On sait, en sciences sociales, que le thème de la religion est essentiel pour comprendre certains mécanismes ou certaines logiques inhérentes à la vie en migration. De nombreux colloques et ouvrages de sociologie ou d’anthropologie traitent de cette corrélation entre religion et migration, tout particulièrement lorsque l’on évoque les migrations africaines. On s’intéresse alors aux réseaux religieux qui façonnent et facilitent la route des migrants, souvent même leur installation ; on s’intéresse également à l’essor d’un marché de biens religieux au sein duquel les migrants tiennent une place participative. A l’arrière-plan, la question porte essentiellement sur la fonction du religieux dans la définition identitaire, sociale, voire même politique du migrant.
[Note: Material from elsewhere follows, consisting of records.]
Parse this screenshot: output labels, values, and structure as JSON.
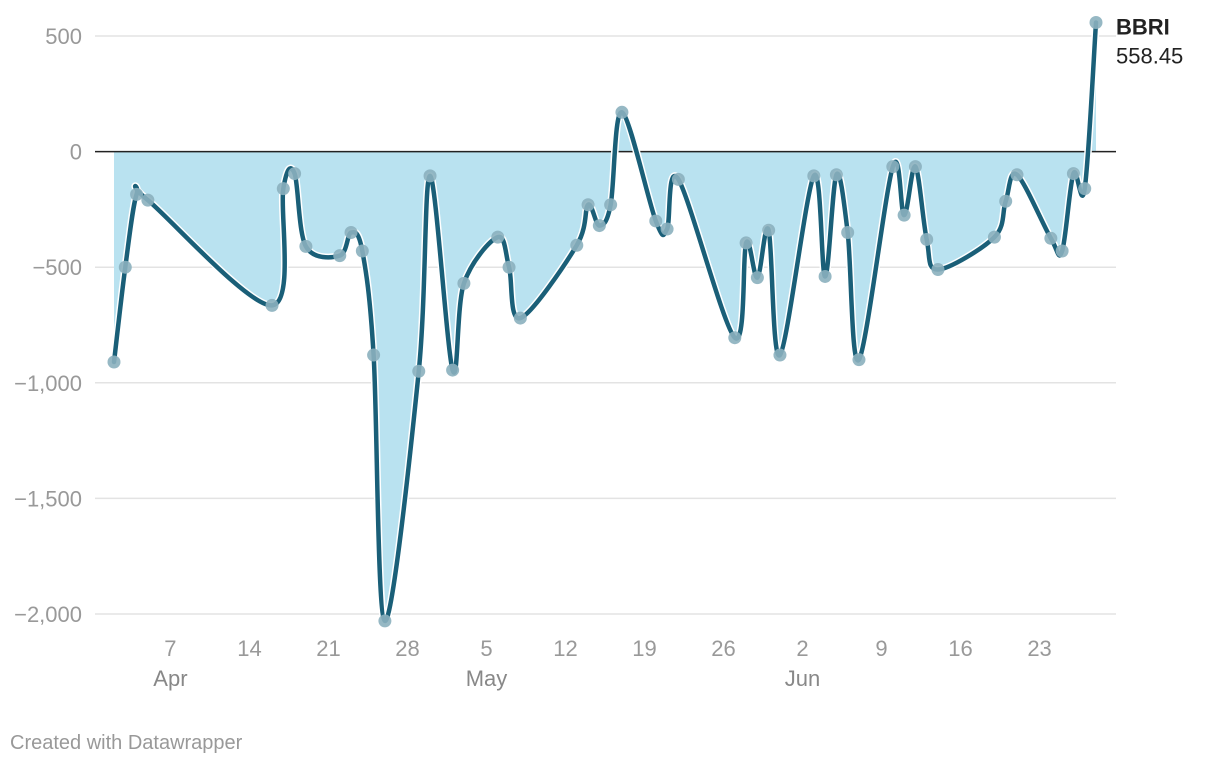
{
  "footer": "Created with Datawrapper",
  "colors": {
    "line": "#1a5f78",
    "fill": "#b9e2f0",
    "dot": "#8bb0be",
    "grid": "#e3e3e3",
    "zero": "#222222"
  },
  "chart_data": {
    "type": "area",
    "title": "",
    "xlabel": "",
    "ylabel": "",
    "ylim": [
      -2150,
      580
    ],
    "xlim": [
      "2024-04-02",
      "2024-06-29"
    ],
    "grid": true,
    "legend": "none",
    "y_ticks": [
      {
        "value": 500,
        "label": "500"
      },
      {
        "value": 0,
        "label": "0"
      },
      {
        "value": -500,
        "label": "−500"
      },
      {
        "value": -1000,
        "label": "−1,000"
      },
      {
        "value": -1500,
        "label": "−1,500"
      },
      {
        "value": -2000,
        "label": "−2,000"
      }
    ],
    "x_ticks": [
      {
        "date": "2024-04-07",
        "label": "7",
        "month": "Apr"
      },
      {
        "date": "2024-04-14",
        "label": "14",
        "month": ""
      },
      {
        "date": "2024-04-21",
        "label": "21",
        "month": ""
      },
      {
        "date": "2024-04-28",
        "label": "28",
        "month": ""
      },
      {
        "date": "2024-05-05",
        "label": "5",
        "month": "May"
      },
      {
        "date": "2024-05-12",
        "label": "12",
        "month": ""
      },
      {
        "date": "2024-05-19",
        "label": "19",
        "month": ""
      },
      {
        "date": "2024-05-26",
        "label": "26",
        "month": ""
      },
      {
        "date": "2024-06-02",
        "label": "2",
        "month": "Jun"
      },
      {
        "date": "2024-06-09",
        "label": "9",
        "month": ""
      },
      {
        "date": "2024-06-16",
        "label": "16",
        "month": ""
      },
      {
        "date": "2024-06-23",
        "label": "23",
        "month": ""
      }
    ],
    "series": [
      {
        "name": "BBRI",
        "last_value_label": "558.45",
        "points": [
          {
            "date": "2024-04-02",
            "value": -910
          },
          {
            "date": "2024-04-03",
            "value": -500
          },
          {
            "date": "2024-04-04",
            "value": -185
          },
          {
            "date": "2024-04-05",
            "value": -210
          },
          {
            "date": "2024-04-16",
            "value": -665
          },
          {
            "date": "2024-04-17",
            "value": -160
          },
          {
            "date": "2024-04-18",
            "value": -95
          },
          {
            "date": "2024-04-19",
            "value": -410
          },
          {
            "date": "2024-04-22",
            "value": -450
          },
          {
            "date": "2024-04-23",
            "value": -350
          },
          {
            "date": "2024-04-24",
            "value": -430
          },
          {
            "date": "2024-04-25",
            "value": -880
          },
          {
            "date": "2024-04-26",
            "value": -2030
          },
          {
            "date": "2024-04-29",
            "value": -950
          },
          {
            "date": "2024-04-30",
            "value": -105
          },
          {
            "date": "2024-05-02",
            "value": -945
          },
          {
            "date": "2024-05-03",
            "value": -570
          },
          {
            "date": "2024-05-06",
            "value": -370
          },
          {
            "date": "2024-05-07",
            "value": -500
          },
          {
            "date": "2024-05-08",
            "value": -720
          },
          {
            "date": "2024-05-13",
            "value": -405
          },
          {
            "date": "2024-05-14",
            "value": -230
          },
          {
            "date": "2024-05-15",
            "value": -320
          },
          {
            "date": "2024-05-16",
            "value": -230
          },
          {
            "date": "2024-05-17",
            "value": 170
          },
          {
            "date": "2024-05-20",
            "value": -300
          },
          {
            "date": "2024-05-21",
            "value": -335
          },
          {
            "date": "2024-05-22",
            "value": -120
          },
          {
            "date": "2024-05-27",
            "value": -805
          },
          {
            "date": "2024-05-28",
            "value": -395
          },
          {
            "date": "2024-05-29",
            "value": -545
          },
          {
            "date": "2024-05-30",
            "value": -340
          },
          {
            "date": "2024-05-31",
            "value": -880
          },
          {
            "date": "2024-06-03",
            "value": -105
          },
          {
            "date": "2024-06-04",
            "value": -540
          },
          {
            "date": "2024-06-05",
            "value": -100
          },
          {
            "date": "2024-06-06",
            "value": -350
          },
          {
            "date": "2024-06-07",
            "value": -900
          },
          {
            "date": "2024-06-10",
            "value": -65
          },
          {
            "date": "2024-06-11",
            "value": -275
          },
          {
            "date": "2024-06-12",
            "value": -65
          },
          {
            "date": "2024-06-13",
            "value": -380
          },
          {
            "date": "2024-06-14",
            "value": -510
          },
          {
            "date": "2024-06-19",
            "value": -370
          },
          {
            "date": "2024-06-20",
            "value": -215
          },
          {
            "date": "2024-06-21",
            "value": -100
          },
          {
            "date": "2024-06-24",
            "value": -375
          },
          {
            "date": "2024-06-25",
            "value": -430
          },
          {
            "date": "2024-06-26",
            "value": -95
          },
          {
            "date": "2024-06-27",
            "value": -160
          },
          {
            "date": "2024-06-28",
            "value": 558.45
          }
        ]
      }
    ]
  }
}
De toute évidence, la formulation de cette question est légitimée par le fait qu’elle soulève des problématiques ancrées dans une actualité brûlante : la circulation des hommes interpelle des instances politiques qui légifèrent et élaborent un nombre conséquent de directives pour canaliser au mieux les routes et les trajectoires empruntées par les migrants. Que les sciences sociales s’emparent de cette question relève donc du bon sens ; qu’elles offrent des possibilités de comparaison entre différentes situations ne peut être que salutaire. Elles contribuent indiscutablement à une meilleure compréhension du phénomène de corrélation entre religion et migration.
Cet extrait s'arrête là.